One of the most ridiculous bills of the 2011 Montana legislative session was rejected in committee this morning amid concerns about quantifying impairment. Members of the judiciary committee across the political spectrum (including Rep Ellie Hill (D-Missoula) and Rep Krayton Kerns (R-Laurel) opposed Ken Peterson‘s HB33, which sought to criminalize driving with ANY level of any detectable drug or drug metabolite. HB33 was nothing more than a back-door attempt to block the use of medical marijuana in Montana. A vocal proponent of repealing the Montana Medical Marijuana Act, Peterson, in sponsoring the legislation, initially may appeared well-intentioned. However, a provision making exceptions for legally prescribed drugs is evidence that this bill had less to do with public safety and more with control. Shame on Rep. Ken Peterson (R-Billings) for his blatant attempt to force Montanans to comply with his idea of morality.
Medical marijuana in Montana isn’t prescribed by a physician because federally, cannabis is still a schedule I illegal substance. Physicians in Montana recommend marijuana to patients they believe could benefit from use of the substance but this recommendation (as opposed to a prescription) would essentially prohibit legal medical marijuana users from driving at all. Metabolites can be detected in some people more than a month after using marijuana. The abuse and misuse of prescription drugs is reaching epidemic proportions in Montana- in teens and adults- and for some strange reason, Ken Peterson would prefer to have Oxycontin addicts behind the wheel than those using medical marijuana.

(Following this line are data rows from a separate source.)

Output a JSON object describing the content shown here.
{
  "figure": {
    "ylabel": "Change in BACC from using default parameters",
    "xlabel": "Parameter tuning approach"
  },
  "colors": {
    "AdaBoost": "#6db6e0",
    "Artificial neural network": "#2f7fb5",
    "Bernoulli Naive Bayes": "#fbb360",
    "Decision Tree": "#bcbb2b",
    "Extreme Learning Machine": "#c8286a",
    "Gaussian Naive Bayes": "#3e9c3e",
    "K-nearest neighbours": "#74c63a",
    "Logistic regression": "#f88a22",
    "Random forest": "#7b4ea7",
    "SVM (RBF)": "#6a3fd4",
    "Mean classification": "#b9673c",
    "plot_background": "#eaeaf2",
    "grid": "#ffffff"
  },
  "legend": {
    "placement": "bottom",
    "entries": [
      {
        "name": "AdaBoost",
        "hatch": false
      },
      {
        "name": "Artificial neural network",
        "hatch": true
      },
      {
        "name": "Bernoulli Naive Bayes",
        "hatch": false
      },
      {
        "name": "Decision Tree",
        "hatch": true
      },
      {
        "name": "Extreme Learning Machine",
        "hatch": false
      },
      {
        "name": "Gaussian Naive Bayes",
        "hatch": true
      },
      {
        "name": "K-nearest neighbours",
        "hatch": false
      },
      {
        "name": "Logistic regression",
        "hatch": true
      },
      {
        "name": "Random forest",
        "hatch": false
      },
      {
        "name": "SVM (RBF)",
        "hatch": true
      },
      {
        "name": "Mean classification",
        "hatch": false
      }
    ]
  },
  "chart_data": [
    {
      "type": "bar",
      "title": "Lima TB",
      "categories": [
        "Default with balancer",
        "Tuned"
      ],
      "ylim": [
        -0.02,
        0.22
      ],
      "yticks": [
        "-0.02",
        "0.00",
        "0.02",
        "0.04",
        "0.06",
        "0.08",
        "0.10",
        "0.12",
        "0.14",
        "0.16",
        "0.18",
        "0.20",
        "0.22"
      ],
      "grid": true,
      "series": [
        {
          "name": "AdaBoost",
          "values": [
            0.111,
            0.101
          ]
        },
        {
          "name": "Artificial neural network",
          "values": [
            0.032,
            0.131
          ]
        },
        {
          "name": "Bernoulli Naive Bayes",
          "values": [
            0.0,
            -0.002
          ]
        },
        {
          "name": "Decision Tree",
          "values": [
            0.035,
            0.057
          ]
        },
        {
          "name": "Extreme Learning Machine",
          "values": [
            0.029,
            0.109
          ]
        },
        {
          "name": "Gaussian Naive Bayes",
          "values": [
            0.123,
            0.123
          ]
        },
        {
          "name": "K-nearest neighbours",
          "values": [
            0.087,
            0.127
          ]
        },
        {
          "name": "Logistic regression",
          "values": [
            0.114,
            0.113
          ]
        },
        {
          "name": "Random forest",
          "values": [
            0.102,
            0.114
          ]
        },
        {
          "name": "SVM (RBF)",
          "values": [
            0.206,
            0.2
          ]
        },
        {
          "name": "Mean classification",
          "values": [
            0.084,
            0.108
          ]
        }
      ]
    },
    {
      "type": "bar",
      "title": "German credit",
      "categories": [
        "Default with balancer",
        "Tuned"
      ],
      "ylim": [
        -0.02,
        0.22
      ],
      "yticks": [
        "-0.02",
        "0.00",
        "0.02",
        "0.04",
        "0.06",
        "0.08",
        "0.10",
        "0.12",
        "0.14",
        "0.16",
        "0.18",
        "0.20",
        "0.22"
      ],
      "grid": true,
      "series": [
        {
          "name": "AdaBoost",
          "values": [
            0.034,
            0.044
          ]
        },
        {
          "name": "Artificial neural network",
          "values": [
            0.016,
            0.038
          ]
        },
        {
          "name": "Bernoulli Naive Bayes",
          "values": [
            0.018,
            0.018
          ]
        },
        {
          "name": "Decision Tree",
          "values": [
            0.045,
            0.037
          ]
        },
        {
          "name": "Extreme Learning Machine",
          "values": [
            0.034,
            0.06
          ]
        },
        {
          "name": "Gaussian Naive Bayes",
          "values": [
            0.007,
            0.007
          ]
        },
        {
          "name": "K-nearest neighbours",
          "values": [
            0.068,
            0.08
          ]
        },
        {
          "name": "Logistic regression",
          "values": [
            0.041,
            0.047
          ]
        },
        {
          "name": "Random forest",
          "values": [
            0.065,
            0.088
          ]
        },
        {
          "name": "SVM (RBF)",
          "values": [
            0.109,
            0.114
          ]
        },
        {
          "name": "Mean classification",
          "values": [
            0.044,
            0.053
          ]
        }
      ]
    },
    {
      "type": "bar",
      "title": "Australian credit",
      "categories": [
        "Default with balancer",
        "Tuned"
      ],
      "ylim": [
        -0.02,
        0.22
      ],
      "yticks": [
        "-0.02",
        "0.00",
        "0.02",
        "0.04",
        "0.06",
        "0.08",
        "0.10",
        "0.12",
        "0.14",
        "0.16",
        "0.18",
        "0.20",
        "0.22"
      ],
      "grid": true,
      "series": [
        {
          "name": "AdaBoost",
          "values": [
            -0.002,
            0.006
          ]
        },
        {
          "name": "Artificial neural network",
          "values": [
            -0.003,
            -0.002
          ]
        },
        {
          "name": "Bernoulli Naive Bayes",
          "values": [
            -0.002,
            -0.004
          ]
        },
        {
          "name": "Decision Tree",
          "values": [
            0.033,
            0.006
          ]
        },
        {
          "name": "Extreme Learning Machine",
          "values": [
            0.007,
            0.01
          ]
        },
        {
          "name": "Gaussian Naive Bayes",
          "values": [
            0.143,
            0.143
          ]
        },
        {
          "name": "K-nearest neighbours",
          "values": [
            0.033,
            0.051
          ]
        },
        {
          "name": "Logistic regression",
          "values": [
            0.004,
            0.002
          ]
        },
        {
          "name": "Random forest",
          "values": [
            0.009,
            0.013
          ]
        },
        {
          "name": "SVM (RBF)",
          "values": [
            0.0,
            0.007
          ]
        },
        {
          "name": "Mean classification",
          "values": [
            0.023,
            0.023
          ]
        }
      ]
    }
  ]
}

Obviously, nobody should drive while impaired as a result of any substance or condition (fatigue, for instance) but the mere presence of marijuana metabolites is not at all indicative of impairment. Can you imagine the enforcement and legal nightmares this sort of law would create? Essentially, eating a poppy seed muffin would be cause for arrest. Ken Peterson’s bills this session have led some to question his intelligence.
Montana voted Republican in November not because they approve of the GOP, but because they disapprove of them less than the Democrat party. Sadly, many of the GOP legislators are spending political capital they have yet to earn which could ensure disappointments in 2012 elections. Regardless of personal opinions on social issues, concerns about the economy and a looming budget shortfall should take precedence. Voters will certainly not appreciate legislation motivated by the personal religious agendas of a few lawmakers.